When they looked at how much the rise in early-onset cancer could be blamed on rising obesity, they found it was only a small proportion.

It varied depending on the tumour type, but obesity never accounted for more than 25 per cent of the extra cases, and for some cancers it was as low as 1.5 per cent.

“Body mass index only explains a small part of the increase,” García-Closas acknowledged.

She said they had highlighted the potential role of obesity because it is common, and so if people managed to lose weight, it would reduce cancer rates in all age groups. “Although increases in BMI explain only a fraction of the rise in bowel cancer rates, we want to prevent all cancers, not only the excess [early-onset] cancers,” she said.

Needless to say, people can also reduce their risk of cancer by avoiding other known risk factors, such as smoking and heavy drinking.

Unlikely to be a single culprit behind rise

But, while it is true that being overweight raises our cancer risk, it is not as much as you might think. For bowel cancer, for instance, where the rise in early-onset cancers has been steepest, eight out of 10 cases are thought to have nothing to do with the person’s weight at all.

The latest study may not have been the best way to investigate the rise in early-onset cases because it looked at trends across populations rather than studying individuals, said Professor Paul Pharoah, a cancer epidemiologist at Cedars-Sinai Health Sciences University in Los Angeles, who was not involved in the work.

Professor Shuji Ogino, a pathologist at Harvard Medical School, said that the results might be misleading because the study did not look at risk behaviours far enough back in time. “Carcinogenic effects operate for decades,” he said. In other words, some of the established risk factors dismissed here might in fact be playing a role.

Other researchers are spreading their net wider than in this study, investigating if lifestyle factors not currently accepted as causes of cancer might be behind the rise in early onset cases.

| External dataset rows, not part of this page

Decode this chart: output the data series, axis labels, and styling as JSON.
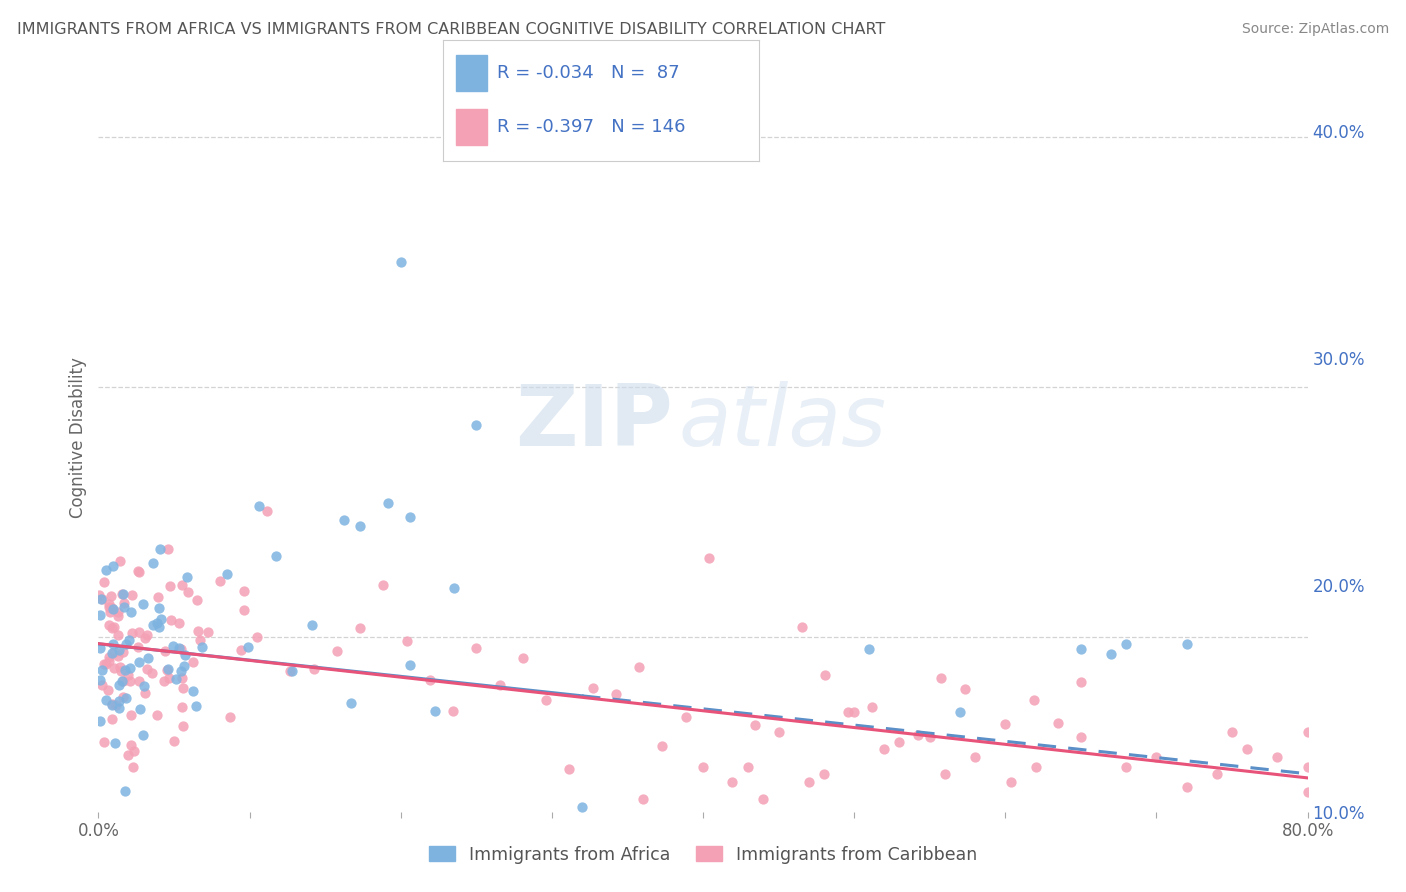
{
  "title": "IMMIGRANTS FROM AFRICA VS IMMIGRANTS FROM CARIBBEAN COGNITIVE DISABILITY CORRELATION CHART",
  "source": "Source: ZipAtlas.com",
  "ylabel": "Cognitive Disability",
  "xlim": [
    0.0,
    0.8
  ],
  "ylim": [
    0.13,
    0.43
  ],
  "series1_label": "Immigrants from Africa",
  "series2_label": "Immigrants from Caribbean",
  "series1_color": "#7eb3e0",
  "series2_color": "#f4a0b5",
  "series1_line_color": "#5b8fc7",
  "series2_line_color": "#e8537a",
  "R1": -0.034,
  "N1": 87,
  "R2": -0.397,
  "N2": 146,
  "legend_text_color": "#4472c4",
  "watermark": "ZIPatlas",
  "background_color": "#ffffff",
  "grid_color": "#c8c8c8",
  "ytick_positions": [
    0.1,
    0.2,
    0.3,
    0.4
  ],
  "ytick_labels": [
    "10.0%",
    "20.0%",
    "30.0%",
    "40.0%"
  ],
  "xtick_positions": [
    0.0,
    0.1,
    0.2,
    0.3,
    0.4,
    0.5,
    0.6,
    0.7,
    0.8
  ],
  "xtick_labels": [
    "0.0%",
    "",
    "",
    "",
    "",
    "",
    "",
    "",
    "80.0%"
  ]
}
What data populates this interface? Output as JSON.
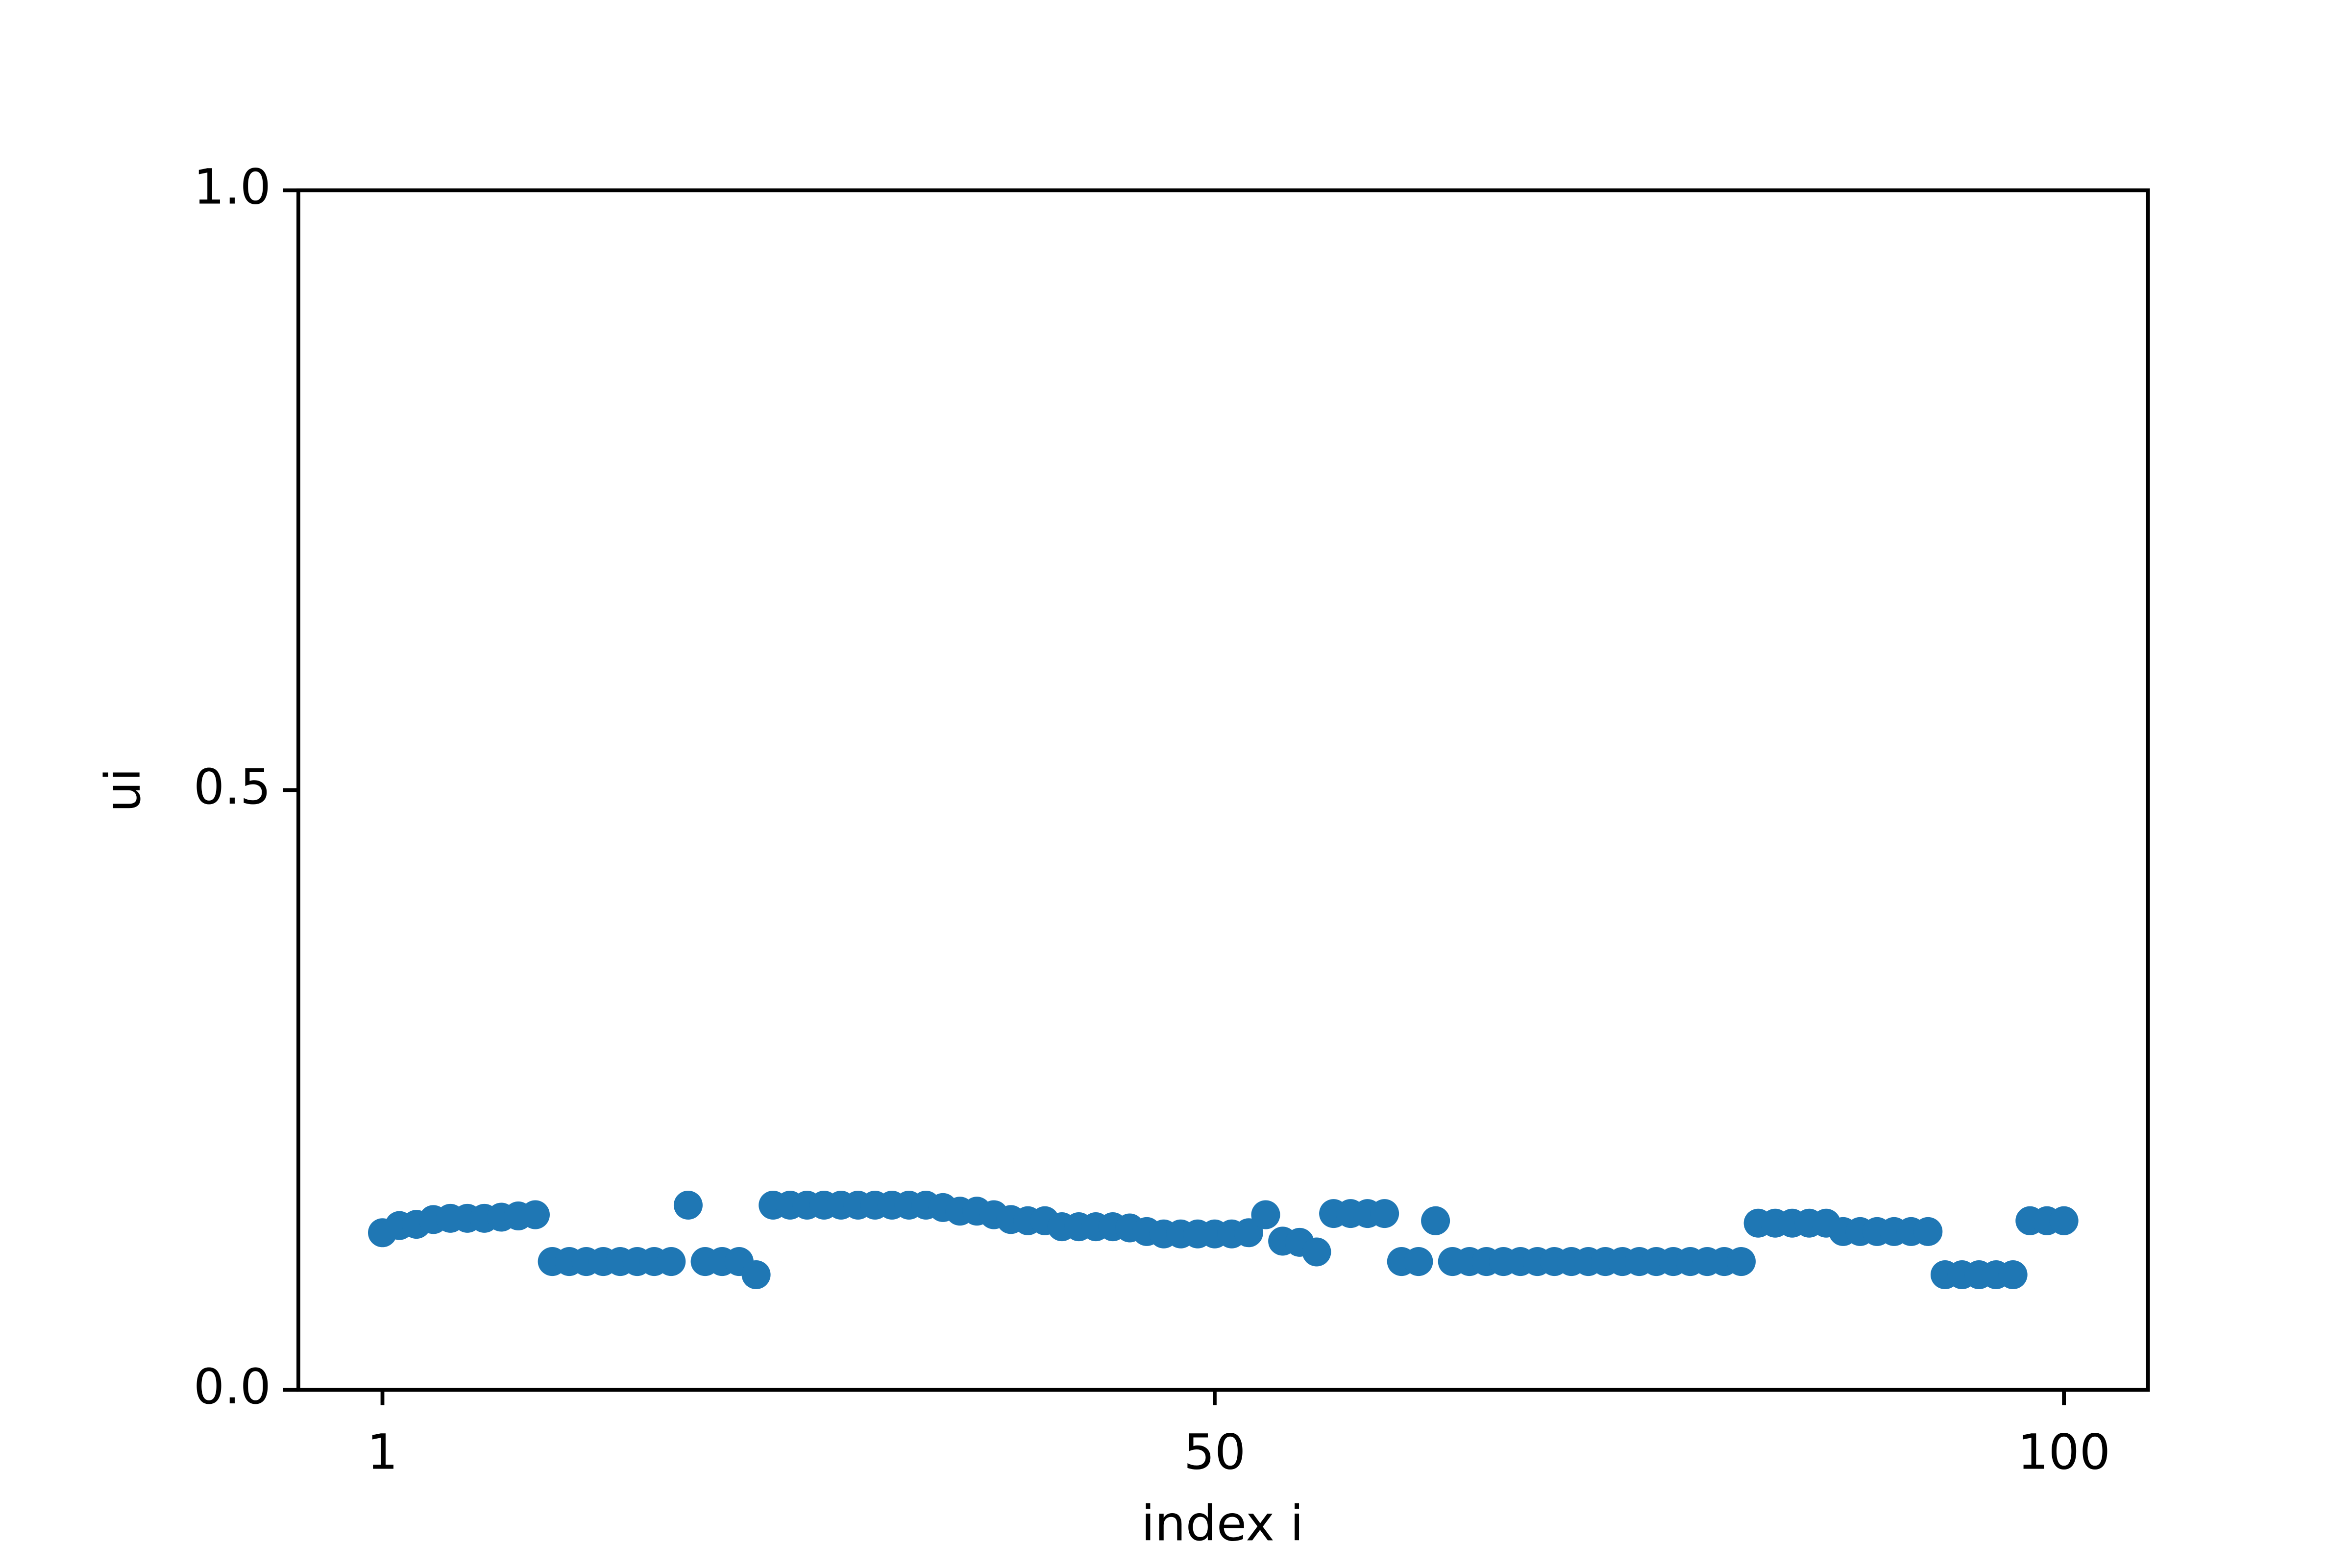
{
  "chart_data": {
    "type": "scatter",
    "xlabel": "index i",
    "ylabel": "ui",
    "color": "#1f77b4",
    "x": [
      1,
      2,
      3,
      4,
      5,
      6,
      7,
      8,
      9,
      10,
      11,
      12,
      13,
      14,
      15,
      16,
      17,
      18,
      19,
      20,
      21,
      22,
      23,
      24,
      25,
      26,
      27,
      28,
      29,
      30,
      31,
      32,
      33,
      34,
      35,
      36,
      37,
      38,
      39,
      40,
      41,
      42,
      43,
      44,
      45,
      46,
      47,
      48,
      49,
      50,
      51,
      52,
      53,
      54,
      55,
      56,
      57,
      58,
      59,
      60,
      61,
      62,
      63,
      64,
      65,
      66,
      67,
      68,
      69,
      70,
      71,
      72,
      73,
      74,
      75,
      76,
      77,
      78,
      79,
      80,
      81,
      82,
      83,
      84,
      85,
      86,
      87,
      88,
      89,
      90,
      91,
      92,
      93,
      94,
      95,
      96,
      97,
      98,
      99,
      100
    ],
    "values": [
      0.131,
      0.137,
      0.138,
      0.142,
      0.143,
      0.143,
      0.143,
      0.144,
      0.145,
      0.146,
      0.107,
      0.107,
      0.107,
      0.107,
      0.107,
      0.107,
      0.107,
      0.107,
      0.154,
      0.107,
      0.107,
      0.107,
      0.096,
      0.154,
      0.154,
      0.154,
      0.154,
      0.154,
      0.154,
      0.154,
      0.154,
      0.154,
      0.154,
      0.152,
      0.149,
      0.149,
      0.146,
      0.142,
      0.141,
      0.141,
      0.136,
      0.136,
      0.136,
      0.136,
      0.135,
      0.132,
      0.13,
      0.13,
      0.13,
      0.13,
      0.13,
      0.131,
      0.146,
      0.124,
      0.123,
      0.115,
      0.147,
      0.147,
      0.147,
      0.147,
      0.107,
      0.107,
      0.141,
      0.107,
      0.107,
      0.107,
      0.107,
      0.107,
      0.107,
      0.107,
      0.107,
      0.107,
      0.107,
      0.107,
      0.107,
      0.107,
      0.107,
      0.107,
      0.107,
      0.107,
      0.107,
      0.139,
      0.139,
      0.139,
      0.139,
      0.139,
      0.132,
      0.132,
      0.132,
      0.132,
      0.132,
      0.132,
      0.096,
      0.096,
      0.096,
      0.096,
      0.096,
      0.141,
      0.141,
      0.141
    ],
    "xlim": [
      -3.95,
      104.95
    ],
    "ylim": [
      0,
      1
    ],
    "xticks": [
      1,
      50,
      100
    ],
    "yticks": [
      {
        "value": 0,
        "label": "0.0"
      },
      0.5,
      {
        "value": 1,
        "label": "1.0"
      }
    ]
  }
}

Such potential new suspects include the advent of widespread antibiotic use in the 1960s, the growing consumption of processed foods, and compounds found in plastics known as “forever chemicals”, as they stay in the environment for a long time.

García-Closas said their figures suggested that multiple explanations may be responsible rather than one single culprit. If there is one single cause, it would have to be a previously unknown lifestyle risk factor with a large impact, increasing at a very steep rate – something that is unlikely to have been missed by the research community all this time, she said.

Finding out the cause of the rise has been deemed an urgent priority by Cancer Research UK and the US National Cancer Institute, two of the world’s biggest medical research funders. If we knew the answer, they would not have allocated millions of pounds to groups around the world investigating the question.

So, regardless of what some may claim about the rise in cancers, no one right now knows the real explanation.